In comments, j_lovescoffee asks what I think of Dollhouse now that the show has gotten up to speed?

I think it’s improved a lot since the first episode, enough so that I’m in it for the long haul. My favorite episode so far was #4, the one where Echo became a bank robber. I like the Alpha myth arc a lot.

I thought this week’s episode suffered from overhype—it was fine, but after all the talk about what a game-changer it was going to be, the actual revelations were something of a letdown. OK, so the Dollhouse is a global conspiracy, and there’s someone on the inside trying to help Agent Ballard (if the mole turns out to be Adelle, that would be a cool twist, but my guess is it’s going to be Amy Acker or Topher’s assistant).

My biggest concern about the show is that Joss’s feminist discomfort with his own premise may end up sabotaging the story. The “sex trafficking is evil!” subtext is already tedious. Yes, if the Dollhouse were real, it would be evil. But it’s not real, and if you’re going to go to the trouble of imagining it in fiction, surely there are more interesting dramatic statements than “Wow, what a horrible thing I’ve imagined!”
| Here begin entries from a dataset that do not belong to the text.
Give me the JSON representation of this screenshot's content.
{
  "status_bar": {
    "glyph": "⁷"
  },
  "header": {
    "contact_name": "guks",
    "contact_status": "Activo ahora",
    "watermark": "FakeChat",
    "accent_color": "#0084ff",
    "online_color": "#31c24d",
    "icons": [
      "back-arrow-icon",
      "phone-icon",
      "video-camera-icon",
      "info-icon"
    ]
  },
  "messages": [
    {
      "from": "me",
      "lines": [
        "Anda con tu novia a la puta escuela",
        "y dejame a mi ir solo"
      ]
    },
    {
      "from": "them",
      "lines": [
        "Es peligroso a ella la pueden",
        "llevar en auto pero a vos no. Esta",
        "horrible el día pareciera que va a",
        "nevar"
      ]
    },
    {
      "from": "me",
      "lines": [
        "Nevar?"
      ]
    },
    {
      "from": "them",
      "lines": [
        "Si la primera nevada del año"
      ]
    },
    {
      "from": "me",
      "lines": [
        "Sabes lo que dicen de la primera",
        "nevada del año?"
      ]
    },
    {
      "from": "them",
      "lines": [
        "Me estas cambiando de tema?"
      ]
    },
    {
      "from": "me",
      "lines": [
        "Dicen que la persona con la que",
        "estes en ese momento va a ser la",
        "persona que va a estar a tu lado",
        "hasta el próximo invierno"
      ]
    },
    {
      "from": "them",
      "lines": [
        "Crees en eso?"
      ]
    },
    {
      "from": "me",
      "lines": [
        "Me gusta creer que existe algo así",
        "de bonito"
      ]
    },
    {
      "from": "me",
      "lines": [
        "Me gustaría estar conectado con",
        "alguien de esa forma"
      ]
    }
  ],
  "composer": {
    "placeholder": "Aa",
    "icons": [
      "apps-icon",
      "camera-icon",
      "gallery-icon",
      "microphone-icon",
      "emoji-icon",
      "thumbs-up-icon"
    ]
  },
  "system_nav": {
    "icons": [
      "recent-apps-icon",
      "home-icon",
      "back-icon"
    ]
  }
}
An example of where this gets to be a problem: One of the things we learned this week is that the Dollhouse has a strict rule against handlers having sex with dolls. Indeed, it’s a death-penalty offense. The question is, why? I could think of some in-story explanations that might make sense, but I suspect that the real reason is that the show’s writers were grossed out by the idea, Did Not Want To Go There, but at the same time recognized that it was weird not to go there, since the kind of people who would work at the Dollhouse probably would have sex with the dolls, a lot. So instead of just not going there, they decided to make a big deal out of not going there, even though that paradoxically draws attention to the weirdness of not going there, and hey! Did you see how she broke that guy’s neck!? Woman power!

Anyway, for now I’m enjoying it enough to let the moral panic slide.